Limit of detection (LOD) and limit of quantification (LOQ)
According to the ICH recommendation, the approach based on the standard deviation (SD) of the response and slope was a use of the determining the LOD and LOQ values.
The LOD and LOQ were found to be 0.15µg/ml and 0.45µg/ml for MCA-01, MCA-02 and Degradation impurity estimated by using the S/N ratio. The low values of LOD and LOQ illustrate that the developed method was sensitive, accurate and precise as it can be detected and quantify with very low concentration.
Acceptance criteria: LOQ
It is estimated the progressive lower concentration of impurity until a signal to noise (S/N) ratio remains greater than 10.
LOD
It is estimated by injecting the diluted concentration until the peak of impurity is able to detect. The results are given in table 8.

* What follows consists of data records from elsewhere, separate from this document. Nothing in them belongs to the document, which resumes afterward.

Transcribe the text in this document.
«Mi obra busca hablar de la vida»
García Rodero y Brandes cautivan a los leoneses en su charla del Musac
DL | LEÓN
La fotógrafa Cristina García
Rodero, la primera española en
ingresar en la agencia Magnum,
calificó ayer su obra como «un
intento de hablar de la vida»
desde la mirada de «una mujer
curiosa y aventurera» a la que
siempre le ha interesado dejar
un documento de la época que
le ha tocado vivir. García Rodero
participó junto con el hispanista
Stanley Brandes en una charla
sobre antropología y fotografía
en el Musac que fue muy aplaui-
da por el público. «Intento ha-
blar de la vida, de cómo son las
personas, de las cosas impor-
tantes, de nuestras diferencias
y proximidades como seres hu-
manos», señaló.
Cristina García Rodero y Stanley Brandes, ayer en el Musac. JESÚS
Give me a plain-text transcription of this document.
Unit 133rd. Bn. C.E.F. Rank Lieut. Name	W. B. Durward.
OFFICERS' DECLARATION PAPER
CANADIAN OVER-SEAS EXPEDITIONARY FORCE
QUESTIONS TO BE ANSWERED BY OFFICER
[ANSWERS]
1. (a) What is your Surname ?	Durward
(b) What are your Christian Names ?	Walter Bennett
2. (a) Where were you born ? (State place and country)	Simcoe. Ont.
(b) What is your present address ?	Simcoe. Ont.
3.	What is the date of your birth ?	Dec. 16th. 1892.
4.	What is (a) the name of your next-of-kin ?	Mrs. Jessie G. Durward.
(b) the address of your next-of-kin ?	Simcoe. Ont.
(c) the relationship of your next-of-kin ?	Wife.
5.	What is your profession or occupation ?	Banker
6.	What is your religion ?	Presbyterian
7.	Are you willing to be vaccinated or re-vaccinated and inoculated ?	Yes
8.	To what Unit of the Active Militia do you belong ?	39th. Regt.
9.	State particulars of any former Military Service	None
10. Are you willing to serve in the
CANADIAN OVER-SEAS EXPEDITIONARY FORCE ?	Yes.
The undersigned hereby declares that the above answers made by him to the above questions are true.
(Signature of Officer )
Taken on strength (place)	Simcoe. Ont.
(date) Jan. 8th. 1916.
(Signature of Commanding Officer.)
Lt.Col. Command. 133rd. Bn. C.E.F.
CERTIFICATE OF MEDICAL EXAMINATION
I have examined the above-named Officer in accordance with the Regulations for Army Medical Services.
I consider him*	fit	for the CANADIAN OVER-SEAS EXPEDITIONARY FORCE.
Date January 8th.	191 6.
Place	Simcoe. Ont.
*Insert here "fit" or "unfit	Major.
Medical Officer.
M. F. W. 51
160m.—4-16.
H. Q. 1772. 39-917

Table 8: S/N Ratio for LOD and LOQ of impurity
Name of impurity | LOD (S/N Ratio) | LOQ (S/N Ratio) |
MCA-02 | 8.17 | 58.1 |
MCA-01 | 5.92 | 48.5 |
Degradation Impurity | 6.17 | 65.4 |
LOD-Limit of detection, LOQ-Limit of quantification
Precision
Repeatability
For Repeatability sample containing all impurities at 100% level injected for six times and for the intermediate precision sample containing all impurities at 50%, 100%, 150% level injected for Intraday precision and Interday precision it is injected in 3 sets. Sample spiked with all known impurities at 100 % level injected six times. All impurity peak area calculated for RSD. % RSD is not more than 5. The results are given in table 9.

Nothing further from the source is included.